The desire to desire

In Natasha Tretherwey’s “Bellocq Ophelia”, Ophelia expresses her desire in many aspects of her life, including her family, jobs, names, and expectation to life in general. In the society where gender and racial treatment are unequal, Ophelia learns how to pretend her behavior and conceal her desire throughout her life. Indicating her desire, Ophelia points out, “The girls here are of a country sort, kindly/ and plain for the most part, with simple desires –/ not unlike myself or those girls I knew at home,” (Tretherwey 17). According to this quotes, Ophelia has desires in her life, just like all the other girls who are also treated unequally. However, as the poem proceeds, the reason why Ophelia is unable to fulfill her desire becomes obvious.

Early in her life, Ophelia is trained by her mother to serve man, and this forced obedience eventually leads her to accept being a prostitute in the future. She recalls her mother’s words, “my mother taught me to curtsy and be still/ so that I might please a white man, my father,” (Tretherwey 20). Because of her mother, Ophelia can neither choose to not follow her mother’s instruction nor speak for herself. This inability to express her feelings ultimately deteriorate her desire to pursue the life she wants.

Later in her life, she unfortunately becomes a prostitute due to her hardship in life, and her boss again trains her in a certain way she does not like. She describes Countess P     ’s advice, “Become what you must. Let him see whatever/ he needs. Train yourself not to look back,” (Tretherwey 11). Again, the boss has taught her to please man, and this is what Ophelia internally struggles to obey. Eventually, she is greatly disappointed to herself, and she develops a sense of emptiness in her life.

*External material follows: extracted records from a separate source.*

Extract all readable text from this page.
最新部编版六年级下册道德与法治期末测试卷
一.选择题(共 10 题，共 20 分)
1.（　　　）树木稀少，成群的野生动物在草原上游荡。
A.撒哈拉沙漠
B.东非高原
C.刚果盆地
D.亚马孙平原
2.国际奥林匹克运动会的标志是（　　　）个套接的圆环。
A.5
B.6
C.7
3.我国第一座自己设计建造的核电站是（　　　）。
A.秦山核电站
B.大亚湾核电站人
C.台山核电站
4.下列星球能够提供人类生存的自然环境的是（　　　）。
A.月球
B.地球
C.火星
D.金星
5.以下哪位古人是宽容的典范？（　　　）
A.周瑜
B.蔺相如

Unable to make a change in her life, Ophelia is frustrated to her life and is about to give up trying. She confesses to her love ones, Constance, “You are as steadfast as your name/ suggests, and I am as mute/ as my own namesake,” (Tretherwey 23), meaning she is jealous of other people’s life, not her own. This speech also infers that Ophelia is unable to reveal her true feelings, which is a continuous trend since the beginning of her life. She concludes her frustration with “I am then nothing/ but the light I see behind my shut eyelids,” (Tretherwey 19) and “I want freedom from memory,” (Tretherwey 24), showing how much she dislikes her current life and her desire to change the situation and the feeling of being ashamed. Ophelia goes through a series of process in which she starts from an obedient daughter, a cooperated worker, and a woman who is extremely unsatisfied about her life. This process and this development of her personality are the main factors why Ophelia is unable to express and pursue her desire.

  1. You are certainly right, Jen, about Ophelia’s inability to fulfill her desire as a result of her background. This impedes her own thoughts and actions, making her bear so much burden and feel greatly unhappy. She makes attempts to fulfill her desire but she is still not satisfied. Her life has been one of servitude and subjection, right from her early days at the cotton fields to becoming a prostitute. From the clarity of your argument it is true that Ophelia is unable to pursue her desire to be free.

  2. Jen, I appreciate that you have traced Ophelia through a number of poems, and you’re right in many ways about the limits on her desires. That being said, Ophelia is not merely someone who has been acted upon; instead she often makes choices for herself. What does she choose and do you think it is actually a choice in each of these cases? Moreover, there are some complicating factors in Ophelia’s background that might shift our understanding of how she has ended up where she has. What might those include?